FayKong / PPSN2020

Improving Imbalanced Classification by Anomaly Detection
GNU General Public License v3.0
2 stars 1 forks source link

Improving Imbalanced Classification by Anomaly Detection

This repository contains the code for introducing two additional attributes to imbalanced datasets and thus improving the imbalanced classification.

DOI

Introduction

The provided .py file is for the convenience of reproducing the main results of our paper Improving Imbalanced Classification by Anomaly Detection (Kong, Kowalczyk, Menzel & Bäck, 2020). The code is implemented in Python 3.0 and the packages required for implementation are given in the next section.

The data used in this paper contains two parts, 2D chess data and imbalanced benchmark datasets. The codes to experiment with the 2D chess dataset are given in folder 2D chess. chess_data_generate.py in this folder is for generating the 2D chess data used in the paper. The codes to experiment with benchmark datasets are given in folder Imbalanced Benchmark and the benchmark datasets are given in folder data. *_four_types.py files in folder 2D chess and Imbalanced Benchmark provide the code to identify the four types of samples, and *_LOF.py files provide the code to calculate the LOF score for the given datasets. *_added_*.py files provide the code to introduce the two additional attributes and *_added_resampling_*.py files provide the code to resample the datasets with two additional attributes. The experimental results are given in folder results. In the following, we will decribe the detailed technical requiremnets and how to run our code step by step.

Requirements

Scikit-Learn and Numpy software packages are used to obtain the two proposed additional attributes (LOF score and four types of samples). Scikit-Learn software package is also used for performing stratified cross-validation and classification. Imbalanced Learn software package provides the resampling techniques to resample the imbalanced datasets. Matplotlib is used to visualize the 2d chess dataset in different scenarios. The four required libraries can be installed by running pip install -r requirements.txt from the main directory via the command line.

Packages Description
Imbalanced Learn For implementing resampling techniques, e.g. SMOTE, ADASYN etc.
Scikit-Learn For calculating LOF score, performing stratified CV and classification.
Numpy For efficiently dealing with data.
Matplotlib For plotting.

The introductions on how to run our code step by step will be given in the following sections.

1. Calculating the Two Proposed Additional Attributes

The first step in our experimental setup is to calculate the two additional attributes for every dataset. Running the *_four_types.py file in both '2D chess' and 'Imbalanced Benchmark' folders can achieve the first introduced additional attribute 'four types of samples', while running *_LOF.py in both folders can achieve the second additional attribute 'LOF score'.

2. Considering Different Combinations

After introducing the two additional attributes, we consider different scenarios of resampling techniques and whether to add additional attributes. This can be achieved by running *_DT/SVM.py, *_added_*.py, *_added_resampling_*.py files in both '2D chess' and 'Imbalanced Benchmark' folders. The experimental results are shown in folder results.

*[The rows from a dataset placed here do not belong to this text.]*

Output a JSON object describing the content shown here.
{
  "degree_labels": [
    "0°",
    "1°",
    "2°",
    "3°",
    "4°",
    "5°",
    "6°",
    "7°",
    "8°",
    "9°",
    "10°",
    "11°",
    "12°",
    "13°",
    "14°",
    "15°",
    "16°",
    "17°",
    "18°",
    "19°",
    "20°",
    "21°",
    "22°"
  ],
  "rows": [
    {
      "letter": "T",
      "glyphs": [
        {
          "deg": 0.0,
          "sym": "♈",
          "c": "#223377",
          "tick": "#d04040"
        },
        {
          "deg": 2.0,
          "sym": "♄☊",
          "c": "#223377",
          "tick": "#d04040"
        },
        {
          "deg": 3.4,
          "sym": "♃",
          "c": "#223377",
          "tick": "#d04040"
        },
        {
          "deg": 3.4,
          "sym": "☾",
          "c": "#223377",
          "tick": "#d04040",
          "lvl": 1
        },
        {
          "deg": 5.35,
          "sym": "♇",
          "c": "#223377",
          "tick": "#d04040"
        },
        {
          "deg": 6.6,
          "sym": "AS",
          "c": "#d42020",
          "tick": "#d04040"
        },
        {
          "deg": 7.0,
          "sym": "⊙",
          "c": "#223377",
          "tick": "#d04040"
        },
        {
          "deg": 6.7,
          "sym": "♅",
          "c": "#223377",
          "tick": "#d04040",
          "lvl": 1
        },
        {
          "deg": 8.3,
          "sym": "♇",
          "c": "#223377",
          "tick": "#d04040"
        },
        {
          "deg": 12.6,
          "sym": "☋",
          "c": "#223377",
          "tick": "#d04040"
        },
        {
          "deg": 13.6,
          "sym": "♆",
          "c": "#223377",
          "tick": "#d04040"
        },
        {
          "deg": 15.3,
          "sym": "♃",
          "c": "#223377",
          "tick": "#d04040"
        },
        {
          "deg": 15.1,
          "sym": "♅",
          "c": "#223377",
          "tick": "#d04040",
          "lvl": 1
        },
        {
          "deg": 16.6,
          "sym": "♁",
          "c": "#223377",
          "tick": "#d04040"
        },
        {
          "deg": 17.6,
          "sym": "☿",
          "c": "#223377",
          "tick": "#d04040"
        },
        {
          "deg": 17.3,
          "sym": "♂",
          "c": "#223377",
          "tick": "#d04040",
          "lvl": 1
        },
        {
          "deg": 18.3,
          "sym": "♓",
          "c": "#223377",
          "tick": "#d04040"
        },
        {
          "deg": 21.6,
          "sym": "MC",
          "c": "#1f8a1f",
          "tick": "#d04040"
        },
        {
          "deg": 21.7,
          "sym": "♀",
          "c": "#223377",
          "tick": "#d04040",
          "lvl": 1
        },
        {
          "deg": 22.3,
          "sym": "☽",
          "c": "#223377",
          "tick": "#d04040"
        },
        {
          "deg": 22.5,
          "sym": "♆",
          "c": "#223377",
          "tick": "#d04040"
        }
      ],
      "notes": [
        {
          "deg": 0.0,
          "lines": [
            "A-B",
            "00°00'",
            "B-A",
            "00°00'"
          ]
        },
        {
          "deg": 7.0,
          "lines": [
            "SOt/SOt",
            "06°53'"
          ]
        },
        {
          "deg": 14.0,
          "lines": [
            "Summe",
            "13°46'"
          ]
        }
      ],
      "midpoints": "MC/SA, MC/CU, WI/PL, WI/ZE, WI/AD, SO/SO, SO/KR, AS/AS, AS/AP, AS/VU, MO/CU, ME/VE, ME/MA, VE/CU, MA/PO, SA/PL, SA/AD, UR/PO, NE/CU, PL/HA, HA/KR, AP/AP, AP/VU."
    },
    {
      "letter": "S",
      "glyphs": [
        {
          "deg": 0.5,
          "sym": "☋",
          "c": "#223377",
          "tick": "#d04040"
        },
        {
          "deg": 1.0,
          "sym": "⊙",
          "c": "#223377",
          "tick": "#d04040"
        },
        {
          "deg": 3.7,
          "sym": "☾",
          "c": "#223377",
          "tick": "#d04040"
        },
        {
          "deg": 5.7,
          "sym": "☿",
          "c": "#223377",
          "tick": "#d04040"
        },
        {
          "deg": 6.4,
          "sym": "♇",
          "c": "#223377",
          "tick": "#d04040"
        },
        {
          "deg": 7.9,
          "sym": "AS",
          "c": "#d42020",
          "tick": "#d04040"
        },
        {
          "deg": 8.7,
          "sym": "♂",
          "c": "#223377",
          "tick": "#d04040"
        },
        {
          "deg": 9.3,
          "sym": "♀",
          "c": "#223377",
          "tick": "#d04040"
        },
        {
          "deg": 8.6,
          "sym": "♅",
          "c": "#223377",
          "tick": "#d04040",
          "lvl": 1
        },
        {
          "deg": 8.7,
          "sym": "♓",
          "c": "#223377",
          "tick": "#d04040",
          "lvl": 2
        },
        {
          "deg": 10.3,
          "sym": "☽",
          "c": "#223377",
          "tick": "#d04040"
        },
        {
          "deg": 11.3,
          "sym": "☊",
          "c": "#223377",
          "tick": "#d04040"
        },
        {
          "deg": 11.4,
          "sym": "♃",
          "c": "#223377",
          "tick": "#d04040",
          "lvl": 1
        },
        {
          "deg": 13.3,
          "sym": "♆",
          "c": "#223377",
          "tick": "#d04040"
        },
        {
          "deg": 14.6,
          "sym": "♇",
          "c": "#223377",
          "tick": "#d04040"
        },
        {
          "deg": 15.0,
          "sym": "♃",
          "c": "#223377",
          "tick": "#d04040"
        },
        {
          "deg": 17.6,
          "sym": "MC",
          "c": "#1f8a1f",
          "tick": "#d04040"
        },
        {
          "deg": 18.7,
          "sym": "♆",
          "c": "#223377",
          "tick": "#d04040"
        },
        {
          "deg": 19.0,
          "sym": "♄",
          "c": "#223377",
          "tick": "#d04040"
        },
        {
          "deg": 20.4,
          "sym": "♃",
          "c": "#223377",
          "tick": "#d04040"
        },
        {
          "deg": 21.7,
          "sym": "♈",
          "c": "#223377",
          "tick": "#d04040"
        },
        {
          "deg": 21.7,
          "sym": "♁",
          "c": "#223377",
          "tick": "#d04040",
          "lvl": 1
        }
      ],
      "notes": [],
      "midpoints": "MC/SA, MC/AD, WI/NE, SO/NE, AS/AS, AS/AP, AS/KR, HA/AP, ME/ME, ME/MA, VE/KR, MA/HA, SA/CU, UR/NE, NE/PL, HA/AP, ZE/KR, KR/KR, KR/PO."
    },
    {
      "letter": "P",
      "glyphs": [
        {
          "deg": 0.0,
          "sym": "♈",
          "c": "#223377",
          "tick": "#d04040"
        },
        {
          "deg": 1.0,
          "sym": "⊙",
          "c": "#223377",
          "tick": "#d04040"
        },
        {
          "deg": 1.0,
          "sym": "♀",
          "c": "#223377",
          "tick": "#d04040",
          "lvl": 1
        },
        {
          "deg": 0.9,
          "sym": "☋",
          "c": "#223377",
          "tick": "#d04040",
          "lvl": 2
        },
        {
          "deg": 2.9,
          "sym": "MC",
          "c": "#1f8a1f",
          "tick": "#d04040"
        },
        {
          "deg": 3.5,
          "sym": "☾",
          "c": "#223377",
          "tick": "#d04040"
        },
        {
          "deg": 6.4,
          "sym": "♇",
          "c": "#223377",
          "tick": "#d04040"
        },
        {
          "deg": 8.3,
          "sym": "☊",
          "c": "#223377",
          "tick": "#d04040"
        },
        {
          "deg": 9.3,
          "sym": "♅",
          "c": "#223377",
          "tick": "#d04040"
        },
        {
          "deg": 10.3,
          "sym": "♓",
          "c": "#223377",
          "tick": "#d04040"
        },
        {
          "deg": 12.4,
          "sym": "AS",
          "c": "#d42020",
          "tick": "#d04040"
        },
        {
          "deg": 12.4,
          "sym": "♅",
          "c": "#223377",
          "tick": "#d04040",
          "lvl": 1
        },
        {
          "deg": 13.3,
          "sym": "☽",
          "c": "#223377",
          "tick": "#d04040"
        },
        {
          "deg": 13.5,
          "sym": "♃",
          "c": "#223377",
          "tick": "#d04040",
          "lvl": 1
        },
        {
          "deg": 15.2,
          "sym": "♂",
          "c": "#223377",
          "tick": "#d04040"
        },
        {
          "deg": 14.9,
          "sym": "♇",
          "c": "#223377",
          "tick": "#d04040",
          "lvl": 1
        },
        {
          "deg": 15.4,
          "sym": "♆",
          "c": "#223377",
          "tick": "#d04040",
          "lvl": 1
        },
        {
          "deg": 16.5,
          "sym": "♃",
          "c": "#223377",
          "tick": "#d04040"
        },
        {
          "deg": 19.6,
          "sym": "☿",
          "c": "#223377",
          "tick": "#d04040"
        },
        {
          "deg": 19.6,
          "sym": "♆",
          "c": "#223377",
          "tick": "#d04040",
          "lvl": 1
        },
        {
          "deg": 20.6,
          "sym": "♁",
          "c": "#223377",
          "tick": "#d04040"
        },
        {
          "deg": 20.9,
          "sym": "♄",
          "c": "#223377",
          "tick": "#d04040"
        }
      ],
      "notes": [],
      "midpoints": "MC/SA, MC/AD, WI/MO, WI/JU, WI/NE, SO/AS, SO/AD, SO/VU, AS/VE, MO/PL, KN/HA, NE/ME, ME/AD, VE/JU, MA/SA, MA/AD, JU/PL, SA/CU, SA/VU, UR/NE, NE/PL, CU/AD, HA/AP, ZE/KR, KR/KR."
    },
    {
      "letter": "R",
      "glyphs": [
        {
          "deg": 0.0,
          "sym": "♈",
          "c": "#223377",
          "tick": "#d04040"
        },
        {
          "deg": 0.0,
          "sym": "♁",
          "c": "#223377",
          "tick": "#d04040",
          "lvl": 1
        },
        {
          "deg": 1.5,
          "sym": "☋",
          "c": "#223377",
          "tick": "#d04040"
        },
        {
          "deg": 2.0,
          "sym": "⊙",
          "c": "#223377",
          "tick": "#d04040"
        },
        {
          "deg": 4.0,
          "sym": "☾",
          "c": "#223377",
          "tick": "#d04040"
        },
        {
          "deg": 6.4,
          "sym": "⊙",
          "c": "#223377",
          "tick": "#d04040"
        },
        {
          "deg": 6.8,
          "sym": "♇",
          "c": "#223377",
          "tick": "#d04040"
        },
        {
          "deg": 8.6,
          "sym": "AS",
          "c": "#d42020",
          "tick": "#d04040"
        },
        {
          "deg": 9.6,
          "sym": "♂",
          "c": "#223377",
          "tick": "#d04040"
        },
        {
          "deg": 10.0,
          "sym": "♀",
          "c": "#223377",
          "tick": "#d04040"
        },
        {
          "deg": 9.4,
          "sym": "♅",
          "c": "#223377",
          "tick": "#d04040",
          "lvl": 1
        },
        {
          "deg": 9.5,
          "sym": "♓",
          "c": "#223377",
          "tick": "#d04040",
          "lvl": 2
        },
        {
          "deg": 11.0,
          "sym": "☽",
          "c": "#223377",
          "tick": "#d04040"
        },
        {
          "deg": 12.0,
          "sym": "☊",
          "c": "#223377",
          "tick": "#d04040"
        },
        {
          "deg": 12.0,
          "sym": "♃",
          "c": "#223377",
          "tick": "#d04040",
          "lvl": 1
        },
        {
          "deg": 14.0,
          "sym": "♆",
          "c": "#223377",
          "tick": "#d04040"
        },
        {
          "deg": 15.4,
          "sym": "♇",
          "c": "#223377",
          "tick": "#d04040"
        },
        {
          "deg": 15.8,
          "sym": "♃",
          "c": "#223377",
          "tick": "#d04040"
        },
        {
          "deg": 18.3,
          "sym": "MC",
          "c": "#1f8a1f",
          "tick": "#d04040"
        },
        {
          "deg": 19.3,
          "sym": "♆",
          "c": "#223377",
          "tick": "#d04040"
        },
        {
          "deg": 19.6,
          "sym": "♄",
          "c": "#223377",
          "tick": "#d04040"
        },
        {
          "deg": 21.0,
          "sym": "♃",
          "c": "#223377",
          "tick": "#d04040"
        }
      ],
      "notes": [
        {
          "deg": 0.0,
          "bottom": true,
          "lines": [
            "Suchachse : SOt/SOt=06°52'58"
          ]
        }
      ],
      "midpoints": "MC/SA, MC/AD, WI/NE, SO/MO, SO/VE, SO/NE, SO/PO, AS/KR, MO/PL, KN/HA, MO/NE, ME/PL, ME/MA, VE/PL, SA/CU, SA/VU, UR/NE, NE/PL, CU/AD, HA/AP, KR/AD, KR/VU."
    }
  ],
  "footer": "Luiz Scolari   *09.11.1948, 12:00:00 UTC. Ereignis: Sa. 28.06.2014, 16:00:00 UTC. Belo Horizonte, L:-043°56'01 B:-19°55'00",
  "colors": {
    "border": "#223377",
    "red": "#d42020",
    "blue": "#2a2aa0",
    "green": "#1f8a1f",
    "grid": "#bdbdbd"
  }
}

3. Visualization on 2D Chess Dataset

The chess_LOF_plot.py file is used to achieve the figure in our paper.

How to Cite

paper Reference

Kong, J., Kowalczyk, W., Menzel, S. and Bäck, T., 2020, September. Improving imbalanced classification by anomaly detection. In International Conference on Parallel Problem Solving from Nature (pp. 512-523). Springer, Cham.

BibTex Reference

@inproceedings{kong2020improving,
  title={Improving imbalanced classification by anomaly detection},
  author={Kong, Jiawen and Kowalczyk, Wojtek and Menzel, Stefan and B{\"a}ck, Thomas},
  booktitle={International Conference on Parallel Problem Solving from Nature},
  pages={512--523},
  year={2020},
  organization={Springer}
}

Acknowledgements

This research has received funding from the European Union’s Horizon 2020 research and innovation programme under grant agreement number 766186 (ECOLE).